Когда до конца рабочего дня оставалось всего полчаса, я услышала звон дверного колокольчика. В это время я стояла спиной к входу и ополаскивала в маленькой раковине тряпку, чтобы протереть столики . Внутри все тут же похолодело, рука замерла, а вода, стекающая в водопровод, неприятно сдавила мозг. Очень медленно я опустила взгляд на пол, где в обычном целлофановом пакетике лежали осколки чашек и рассыпанные зерна. Я еще не успела их выбросить . Мусорный мешок стоял рядом со мной, как предвестник неминуемого увольнения.

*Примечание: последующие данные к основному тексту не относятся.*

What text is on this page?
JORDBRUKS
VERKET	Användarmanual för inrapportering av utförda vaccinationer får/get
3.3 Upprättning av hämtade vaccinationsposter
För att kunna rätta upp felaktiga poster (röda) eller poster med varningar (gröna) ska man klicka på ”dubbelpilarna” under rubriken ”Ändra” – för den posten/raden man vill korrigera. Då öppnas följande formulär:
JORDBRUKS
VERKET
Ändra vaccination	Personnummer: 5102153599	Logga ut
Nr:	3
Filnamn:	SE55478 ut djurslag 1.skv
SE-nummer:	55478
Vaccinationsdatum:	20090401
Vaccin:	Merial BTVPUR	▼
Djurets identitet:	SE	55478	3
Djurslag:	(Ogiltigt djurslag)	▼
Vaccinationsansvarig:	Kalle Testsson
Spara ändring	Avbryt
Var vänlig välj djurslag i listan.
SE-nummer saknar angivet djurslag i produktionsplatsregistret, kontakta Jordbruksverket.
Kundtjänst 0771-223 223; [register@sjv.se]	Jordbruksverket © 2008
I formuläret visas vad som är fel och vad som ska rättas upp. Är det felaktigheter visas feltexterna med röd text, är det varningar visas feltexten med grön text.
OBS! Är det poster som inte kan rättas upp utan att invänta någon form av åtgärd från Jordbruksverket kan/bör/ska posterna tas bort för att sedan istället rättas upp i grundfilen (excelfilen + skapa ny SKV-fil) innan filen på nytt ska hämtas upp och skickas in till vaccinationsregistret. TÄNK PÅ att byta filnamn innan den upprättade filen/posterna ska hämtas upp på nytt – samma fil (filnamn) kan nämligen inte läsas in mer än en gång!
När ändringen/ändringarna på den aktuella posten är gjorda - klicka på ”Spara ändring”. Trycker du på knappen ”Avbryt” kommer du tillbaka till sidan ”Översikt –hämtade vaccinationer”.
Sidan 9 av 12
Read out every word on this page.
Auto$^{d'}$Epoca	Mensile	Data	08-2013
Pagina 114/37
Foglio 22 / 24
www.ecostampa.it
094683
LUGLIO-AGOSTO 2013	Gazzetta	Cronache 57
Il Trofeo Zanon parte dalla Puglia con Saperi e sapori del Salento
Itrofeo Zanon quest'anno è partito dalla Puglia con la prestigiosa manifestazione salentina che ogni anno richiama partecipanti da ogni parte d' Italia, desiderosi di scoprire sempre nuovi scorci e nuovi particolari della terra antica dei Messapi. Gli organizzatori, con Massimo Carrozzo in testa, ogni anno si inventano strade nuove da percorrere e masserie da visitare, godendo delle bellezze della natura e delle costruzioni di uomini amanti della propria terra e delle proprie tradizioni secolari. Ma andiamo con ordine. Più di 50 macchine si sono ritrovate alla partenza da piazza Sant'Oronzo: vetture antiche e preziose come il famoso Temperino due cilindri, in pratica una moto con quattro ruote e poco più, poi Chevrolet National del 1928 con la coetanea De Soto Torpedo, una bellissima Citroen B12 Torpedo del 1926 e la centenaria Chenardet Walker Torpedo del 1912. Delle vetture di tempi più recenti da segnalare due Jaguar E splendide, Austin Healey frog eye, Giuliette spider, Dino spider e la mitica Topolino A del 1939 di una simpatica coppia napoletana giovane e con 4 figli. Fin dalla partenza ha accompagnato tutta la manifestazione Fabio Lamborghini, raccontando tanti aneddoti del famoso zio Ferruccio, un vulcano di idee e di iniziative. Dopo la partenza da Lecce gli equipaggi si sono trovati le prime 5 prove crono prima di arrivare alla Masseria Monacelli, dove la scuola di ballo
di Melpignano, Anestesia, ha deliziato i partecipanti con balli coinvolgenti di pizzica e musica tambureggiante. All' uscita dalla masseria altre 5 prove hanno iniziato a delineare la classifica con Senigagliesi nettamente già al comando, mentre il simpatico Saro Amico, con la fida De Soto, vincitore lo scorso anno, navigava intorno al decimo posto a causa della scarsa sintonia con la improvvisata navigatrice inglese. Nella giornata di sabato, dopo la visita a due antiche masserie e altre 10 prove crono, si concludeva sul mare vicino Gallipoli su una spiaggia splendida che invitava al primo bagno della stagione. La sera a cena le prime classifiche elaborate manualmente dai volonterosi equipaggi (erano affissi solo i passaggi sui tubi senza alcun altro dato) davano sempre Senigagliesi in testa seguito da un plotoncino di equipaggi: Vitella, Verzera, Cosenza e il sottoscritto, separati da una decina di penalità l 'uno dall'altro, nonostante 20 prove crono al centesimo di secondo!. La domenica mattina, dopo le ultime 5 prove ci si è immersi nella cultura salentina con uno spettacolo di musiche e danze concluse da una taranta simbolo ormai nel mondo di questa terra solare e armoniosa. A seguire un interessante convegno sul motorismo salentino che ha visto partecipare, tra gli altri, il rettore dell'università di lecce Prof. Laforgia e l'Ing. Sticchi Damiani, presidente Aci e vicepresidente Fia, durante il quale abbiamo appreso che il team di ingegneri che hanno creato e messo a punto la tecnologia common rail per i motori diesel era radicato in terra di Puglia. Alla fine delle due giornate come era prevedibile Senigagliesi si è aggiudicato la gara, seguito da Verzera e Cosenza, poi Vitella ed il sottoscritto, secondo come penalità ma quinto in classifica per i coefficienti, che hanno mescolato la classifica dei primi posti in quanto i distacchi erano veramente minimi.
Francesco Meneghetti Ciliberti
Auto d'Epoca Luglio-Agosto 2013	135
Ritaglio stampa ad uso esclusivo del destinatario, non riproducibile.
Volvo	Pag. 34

– Ты еще не скоро? – произнес до боли знакомый голос. Страх коснулся моего горла и вырвался наружу тихим «Уф».
– Напугала, – развернувшись к Джейн, сдавленно сказала я. Передо мной стояла лучшая подруга: она светилась как солнце, озаряя собой весь мрак, который кружил вокруг меня почти целый день.
– Ждала кого-то другого? Мистера Дартла? – Джейн прищурила большие глаза и посмотрела по сторонам. Потом она заправила за ухо черную прядь волос и тихо произнесла: – Хьюстон, проблем нет. Все чисто.
– Это не смешно.
– А никто и не смеется, – серьезно сказала Джейн. Дурачество вмиг покинуло ее лицо. – Видела бы ты себя со стороны. Я думала, у тебя сердце расколется, когда ты повернулась ко мне. Долго это еще будет продолжаться? Ты за кофемашиной все свои нервы оставишь. И душу.